Our current electoral map represents something of a hedge between Trump cutting markedly into Biden’s lead versus Biden maintaining his current edge or even expanding it.
In the former scenario, all of these states we’ve moved into Likely Republican would move back into the Safe Republican camp, and states like Michigan and Pennsylvania (which we rate as Leans Democratic) as well as Toss-ups like Arizona, Florida, North Carolina, and Wisconsin could all be on the razor’s edge. These six states remain the core battlegrounds that seem likeliest, collectively, to decide the election.

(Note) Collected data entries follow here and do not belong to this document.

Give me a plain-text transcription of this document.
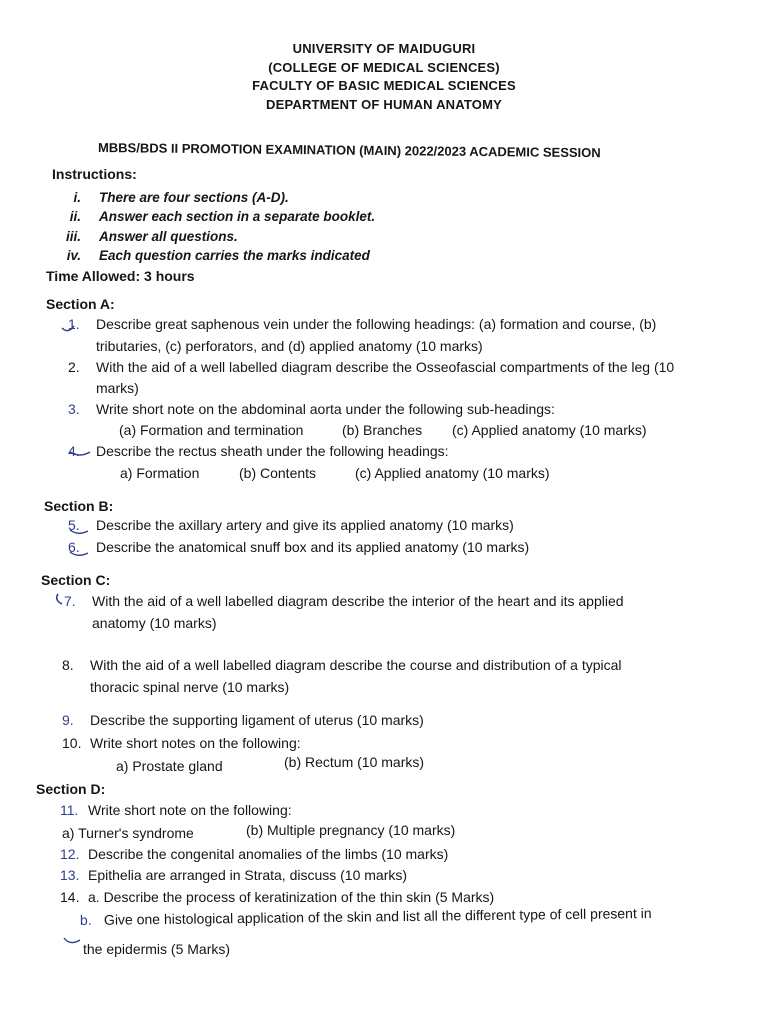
UNIVERSITY OF MAIDUGURI
(COLLEGE OF MEDICAL SCIENCES)
FACULTY OF BASIC MEDICAL SCIENCES
DEPARTMENT OF HUMAN ANATOMY
MBBS/BDS II PROMOTION EXAMINATION (MAIN) 2022/2023 ACADEMIC SESSION
Instructions:
i. There are four sections (A-D).
ii. Answer each section in a separate booklet.
iii. Answer all questions.
iv. Each question carries the marks indicated
Time Allowed: 3 hours
Section A:
1. Describe great saphenous vein under the following headings: (a) formation and course, (b)
tributaries, (c) perforators, and (d) applied anatomy (10 marks)
2. With the aid of a well labelled diagram describe the Osseofascial compartments of the leg (10
marks)
3. Write short note on the abdominal aorta under the following sub-headings:
(a) Formation and termination	(b) Branches (c) Applied anatomy (10 marks)
4. Describe the rectus sheath under the following headings:
a) Formation	(b) Contents	(c) Applied anatomy (10 marks)
Section B:
5. Describe the axillary artery and give its applied anatomy (10 marks)
6. Describe the anatomical snuff box and its applied anatomy (10 marks)
Section C:
7. With the aid of a well labelled diagram describe the interior of the heart and its applied
anatomy (10 marks)
8. With the aid of a well labelled diagram describe the course and distribution of a typical
thoracic spinal nerve (10 marks)
9. Describe the supporting ligament of uterus (10 marks)
10. Write short notes on the following:
a) Prostate gland	(b) Rectum (10 marks)
Section D:
11. Write short note on the following:
a) Turner's syndrome	(b) Multiple pregnancy (10 marks)
12. Describe the congenital anomalies of the limbs (10 marks)
13. Epithelia are arranged in Strata, discuss (10 marks)
14. a. Describe the process of keratinization of the thin skin (5 Marks)
b. Give one histological application of the skin and list all the different type of cell present in
the epidermis (5 Marks)
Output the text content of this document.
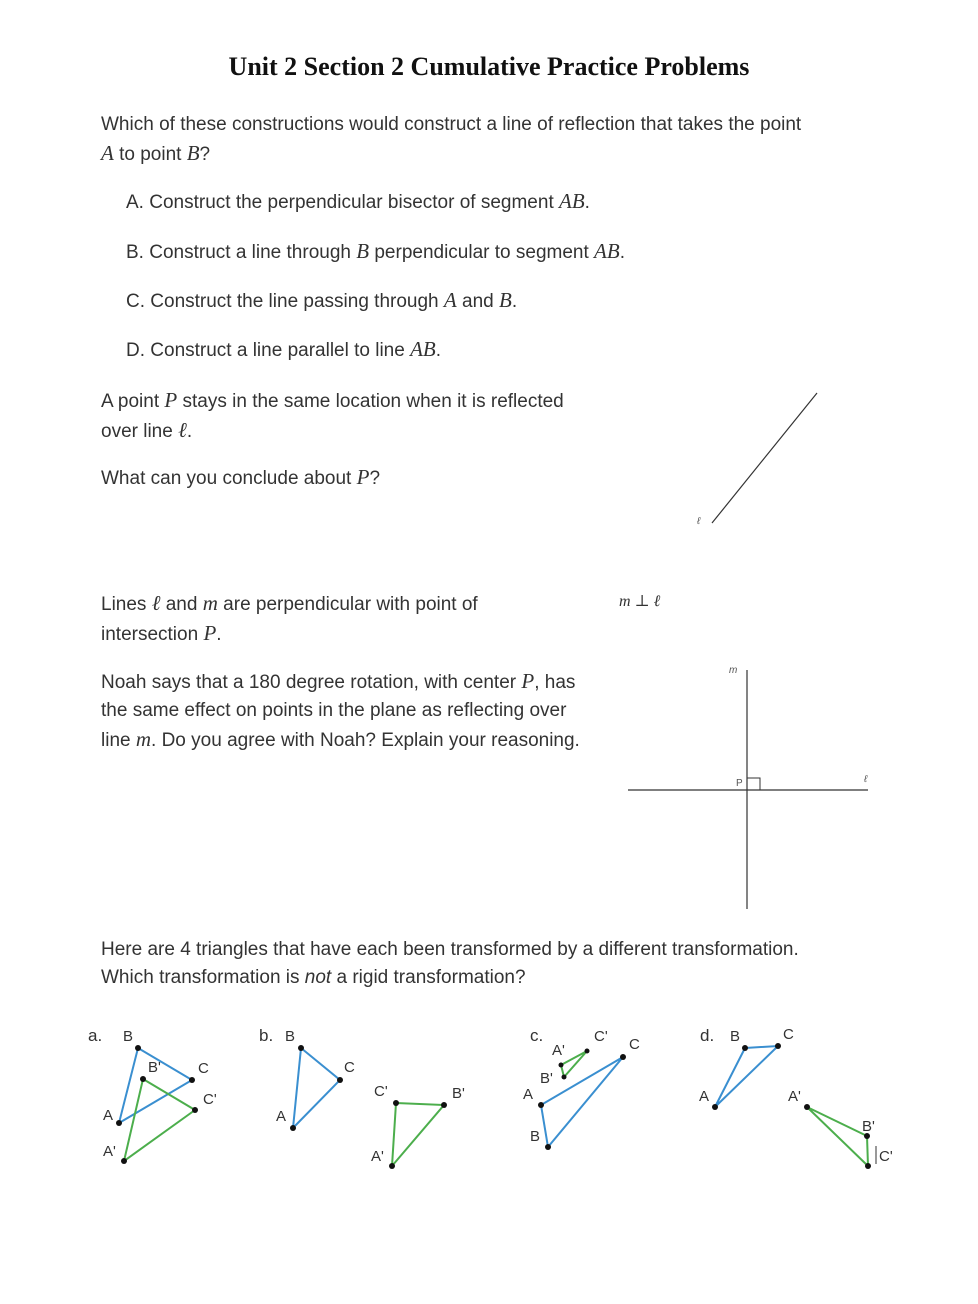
Unit 2 Section 2 Cumulative Practice Problems

Which of these constructions would construct a line of reflection that takes the point
A to point B?

A. Construct the perpendicular bisector of segment AB.

B. Construct a line through B perpendicular to segment AB.

C. Construct the line passing through A and B.

D. Construct a line parallel to line AB.

A point P stays in the same location when it is reflected
over line ℓ.

What can you conclude about P?

ℓ

Lines ℓ and m are perpendicular with point of
intersection P.

m ⊥ ℓ

Noah says that a 180 degree rotation, with center P, has
the same effect on points in the plane as reflecting over
line m. Do you agree with Noah? Explain your reasoning.

m
P	ℓ

Here are 4 triangles that have each been transformed by a different transformation.
Which transformation is not a rigid transformation?

a. B
B' C
C'
A
A'
b. B
C
A
C'	B'
A'
c.
A'
C' C
B'
A
B
d. B	C
A	A'
B'
C'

In the latter scenario, where Biden continues to do very well, most or all of those core battleground states would be more like Leans Democratic (or even Likely, at least in some cases); Leans Republican states like Georgia, Iowa, Ohio, and Texas would be more like Toss-ups; and some of the states we’ve flagged in today’s update could be in play.
As it stands now, our ratings account for both of these scenarios.
We think we’ll get more clarity about which scenario is more likely following the conventions — whatever the conventions actually look like. Even with 2020’s scaled down, undramatic, and overshadowed conventions, voters and media see them as departure points into the general election. Casting a ballot is no longer just on the distant horizon. It’s a reality that will firm up people’s choices — and our ratings.